After talking late into the night on the phone with Jaques Derrida, one thing became very, very clear to me: "Stand By Me" is an amazing song to sing with your wife while organizing a massive cardboard-box full of papers, letters, drawings by your four-year-old, contracts, scribbled love notes on torn sheets of paper that also contain: grocery lists and various truck sketches.
The thing is: you get to the bottom of that cardboard box. And you've realize that two years of life have afforded tiny moments that contain so much inexplicable joy in their complete normality you would burst if you tried to pretend they were pretzel sticks (in order to stick them in your ears).
When Derrida finally had to go, I did what anyone in my situation would do: I called the towering great, Ms. Harper Lee. She'd know what to make of the tiny moments. She'd know--yes she would--what to make of the fact that the cracks of the past two years have afforded the greatest heights. She'd know--Ms. Lee! Ms. Lee! She would!--what to make of the fact that the absolute highest elation came in the absolute most common moments.
Ms. Lee listened. "Yes," she said, eventually.
Eventually, all things come to that yes, too. Eventually, the cracks that remind us where the boundaries of our dreams belong--well, they open up and if we stand (securely) and look over their edges, we see opportunity rather than dissolution.
It was three in the morning, but those cracks-cum-canyons had gotten me riveted. I knew what I had to do.

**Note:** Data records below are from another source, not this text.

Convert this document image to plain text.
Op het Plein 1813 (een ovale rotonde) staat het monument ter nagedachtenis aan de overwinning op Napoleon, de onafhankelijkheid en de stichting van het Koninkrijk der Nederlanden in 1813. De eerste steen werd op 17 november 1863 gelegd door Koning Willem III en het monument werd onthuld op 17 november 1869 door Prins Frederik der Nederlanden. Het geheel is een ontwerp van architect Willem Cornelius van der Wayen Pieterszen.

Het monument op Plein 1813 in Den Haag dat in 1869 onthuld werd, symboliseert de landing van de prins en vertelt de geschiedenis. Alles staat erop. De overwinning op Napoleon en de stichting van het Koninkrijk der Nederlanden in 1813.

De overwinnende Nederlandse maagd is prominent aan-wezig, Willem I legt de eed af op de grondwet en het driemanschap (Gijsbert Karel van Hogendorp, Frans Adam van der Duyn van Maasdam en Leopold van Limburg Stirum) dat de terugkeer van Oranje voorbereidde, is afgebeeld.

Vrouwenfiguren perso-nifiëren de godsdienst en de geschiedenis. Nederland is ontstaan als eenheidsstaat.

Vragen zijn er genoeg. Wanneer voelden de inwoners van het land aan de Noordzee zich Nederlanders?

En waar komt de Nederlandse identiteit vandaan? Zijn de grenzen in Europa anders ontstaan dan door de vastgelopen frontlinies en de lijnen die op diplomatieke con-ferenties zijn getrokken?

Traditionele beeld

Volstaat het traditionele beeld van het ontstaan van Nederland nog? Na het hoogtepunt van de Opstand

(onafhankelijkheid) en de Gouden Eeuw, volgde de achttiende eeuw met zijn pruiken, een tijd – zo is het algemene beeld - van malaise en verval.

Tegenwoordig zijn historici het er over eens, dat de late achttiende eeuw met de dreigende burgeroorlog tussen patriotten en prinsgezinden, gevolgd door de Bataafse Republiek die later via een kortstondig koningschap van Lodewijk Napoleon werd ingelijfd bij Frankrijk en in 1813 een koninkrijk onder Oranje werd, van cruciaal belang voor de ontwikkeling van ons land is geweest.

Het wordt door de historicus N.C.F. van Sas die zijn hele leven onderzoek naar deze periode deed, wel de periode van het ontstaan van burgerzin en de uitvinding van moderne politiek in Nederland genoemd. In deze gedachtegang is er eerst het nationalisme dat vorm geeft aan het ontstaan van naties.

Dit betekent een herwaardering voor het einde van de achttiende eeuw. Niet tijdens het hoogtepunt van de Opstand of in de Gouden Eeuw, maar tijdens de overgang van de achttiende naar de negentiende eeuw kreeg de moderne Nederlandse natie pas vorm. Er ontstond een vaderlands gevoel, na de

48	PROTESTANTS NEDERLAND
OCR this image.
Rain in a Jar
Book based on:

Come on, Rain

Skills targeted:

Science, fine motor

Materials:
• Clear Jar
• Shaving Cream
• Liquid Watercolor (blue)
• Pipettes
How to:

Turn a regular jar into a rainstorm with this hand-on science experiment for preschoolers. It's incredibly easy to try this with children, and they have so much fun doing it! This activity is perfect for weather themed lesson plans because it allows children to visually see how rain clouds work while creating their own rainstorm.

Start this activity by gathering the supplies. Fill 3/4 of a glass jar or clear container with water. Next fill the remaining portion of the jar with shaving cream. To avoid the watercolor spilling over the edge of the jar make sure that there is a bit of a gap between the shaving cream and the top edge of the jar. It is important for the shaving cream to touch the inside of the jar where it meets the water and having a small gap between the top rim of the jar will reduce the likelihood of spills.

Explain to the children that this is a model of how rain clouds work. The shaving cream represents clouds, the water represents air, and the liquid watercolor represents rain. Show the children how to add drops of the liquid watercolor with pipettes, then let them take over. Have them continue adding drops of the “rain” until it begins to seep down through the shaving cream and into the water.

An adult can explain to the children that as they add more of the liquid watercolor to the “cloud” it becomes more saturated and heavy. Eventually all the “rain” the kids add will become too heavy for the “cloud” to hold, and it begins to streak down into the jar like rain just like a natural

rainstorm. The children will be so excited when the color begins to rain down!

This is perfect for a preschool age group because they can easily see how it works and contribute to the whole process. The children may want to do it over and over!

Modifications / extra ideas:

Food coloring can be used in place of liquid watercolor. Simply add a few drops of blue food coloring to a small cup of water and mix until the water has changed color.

I picked up the Magic Jack phone which my mother-in-law had so kindly sent our way, overseas, so that Jen and I could make calls back to the states.
Even though I hesitated, the hesitation didn't linger longer than a hesitant moment. Then, the hesitation fled (after hesitating, briefly) and my momentum and determination returned. I pushed the secret digits of the secret number that had been secretly sent to me from a secret, unnamed source.

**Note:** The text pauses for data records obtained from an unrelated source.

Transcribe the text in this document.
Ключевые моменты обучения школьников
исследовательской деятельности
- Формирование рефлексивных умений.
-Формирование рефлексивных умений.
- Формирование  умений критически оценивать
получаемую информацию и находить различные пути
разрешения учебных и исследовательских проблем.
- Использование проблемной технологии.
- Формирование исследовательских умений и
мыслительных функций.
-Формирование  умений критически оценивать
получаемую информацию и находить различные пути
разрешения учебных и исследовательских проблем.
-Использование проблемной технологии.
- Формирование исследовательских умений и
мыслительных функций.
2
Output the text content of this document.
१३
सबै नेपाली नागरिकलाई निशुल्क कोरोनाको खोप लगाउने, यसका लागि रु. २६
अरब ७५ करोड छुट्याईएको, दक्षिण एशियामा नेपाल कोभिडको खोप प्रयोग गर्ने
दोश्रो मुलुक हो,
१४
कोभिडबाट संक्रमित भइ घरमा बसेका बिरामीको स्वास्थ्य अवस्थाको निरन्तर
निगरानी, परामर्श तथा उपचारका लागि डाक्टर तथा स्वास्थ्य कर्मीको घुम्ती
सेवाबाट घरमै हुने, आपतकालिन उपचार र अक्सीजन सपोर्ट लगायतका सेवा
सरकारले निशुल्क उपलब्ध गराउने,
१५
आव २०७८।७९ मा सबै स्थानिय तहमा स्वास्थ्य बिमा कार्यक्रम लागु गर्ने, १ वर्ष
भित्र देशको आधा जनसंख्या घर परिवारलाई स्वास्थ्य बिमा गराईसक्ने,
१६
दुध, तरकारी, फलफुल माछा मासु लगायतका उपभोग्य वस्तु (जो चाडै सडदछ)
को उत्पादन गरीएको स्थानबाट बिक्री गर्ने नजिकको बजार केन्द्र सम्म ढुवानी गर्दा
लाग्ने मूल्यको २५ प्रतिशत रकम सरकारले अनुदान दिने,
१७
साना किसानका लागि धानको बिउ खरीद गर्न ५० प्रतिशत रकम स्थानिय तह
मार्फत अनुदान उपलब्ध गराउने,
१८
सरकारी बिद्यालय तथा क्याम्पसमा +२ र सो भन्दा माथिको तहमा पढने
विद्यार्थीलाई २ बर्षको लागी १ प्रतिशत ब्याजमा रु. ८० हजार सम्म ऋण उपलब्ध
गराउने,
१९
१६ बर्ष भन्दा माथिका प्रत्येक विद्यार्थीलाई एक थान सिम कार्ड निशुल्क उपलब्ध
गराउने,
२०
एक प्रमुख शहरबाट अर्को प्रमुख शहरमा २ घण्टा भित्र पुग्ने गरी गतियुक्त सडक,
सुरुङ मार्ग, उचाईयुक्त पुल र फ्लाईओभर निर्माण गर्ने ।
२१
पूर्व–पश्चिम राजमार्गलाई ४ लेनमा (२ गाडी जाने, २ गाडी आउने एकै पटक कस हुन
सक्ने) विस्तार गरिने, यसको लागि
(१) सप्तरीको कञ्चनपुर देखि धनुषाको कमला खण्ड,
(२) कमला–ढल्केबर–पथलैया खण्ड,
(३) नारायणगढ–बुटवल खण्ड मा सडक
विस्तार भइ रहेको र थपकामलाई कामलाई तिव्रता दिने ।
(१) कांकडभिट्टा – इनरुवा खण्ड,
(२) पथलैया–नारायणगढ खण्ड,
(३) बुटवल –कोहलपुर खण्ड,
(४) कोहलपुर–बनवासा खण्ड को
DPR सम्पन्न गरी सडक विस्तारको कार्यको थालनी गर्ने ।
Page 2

"Hello?" President Barack Obama intoned.
"It's time," I said, knowing full well that the secret which had covertly connected us in this moment in time would indescribably decipher itself and make the purpose of the Magic Jack phone call clear.
It did.
"Empowerment is finding that the cracks aren't terrifying; they're merely invitations, Lukester," the president said, his voice cracking with that subtle kind of confidence that only comes when you've walked down the canyons of your own life.
Hanging up the phone (non-hesitantly), Jen and I looked at one another. "I Got You Babe" by Sonny and Cher blared, and we sang along. But while we sang along, we also stared into the bottom of that cardboard box. Scattered around us everywhere in the room lay the normal mementos of everyday life for us--To Do Lists with items like Freeze or Use Cabbage and Herbs, and Princesses Tyler had colored in, and letters from friends, and love notes scribbled (yes) on grocery-list halves.

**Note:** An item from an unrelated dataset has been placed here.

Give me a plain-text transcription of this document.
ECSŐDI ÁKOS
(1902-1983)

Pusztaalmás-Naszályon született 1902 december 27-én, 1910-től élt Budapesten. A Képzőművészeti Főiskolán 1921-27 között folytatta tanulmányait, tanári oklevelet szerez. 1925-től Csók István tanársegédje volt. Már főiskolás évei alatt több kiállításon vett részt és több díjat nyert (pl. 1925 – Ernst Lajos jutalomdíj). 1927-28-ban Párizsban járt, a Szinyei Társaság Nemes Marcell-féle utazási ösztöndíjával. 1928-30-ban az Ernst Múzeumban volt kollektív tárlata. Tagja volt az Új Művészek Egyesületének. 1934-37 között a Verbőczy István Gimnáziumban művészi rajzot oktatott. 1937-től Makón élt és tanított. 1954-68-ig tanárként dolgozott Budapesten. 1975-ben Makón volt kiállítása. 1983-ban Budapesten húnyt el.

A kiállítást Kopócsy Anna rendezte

And while we sang, Jen and I silently sent this sentence backwards and forwards between us: empowerment is letting the cracks sometimes pull us apart enough so that we're no longer afraid of the canyons we encounter.
We tried singing that sentence to the rhythm of "Stand By Me" and "I Got You Babe" but the syllable-count didn't quite match up. The next time I chat with Derrida, Lee, or Obama, I'll get some advice on what to do about that dilemma.
Until then, some deferred wisdom from them--albeit via me--to you: empowerment isn't seeking to evade the cracks of normality that fill life. Empowerment is relishing the normal moments so much that they become the stuff of dreams.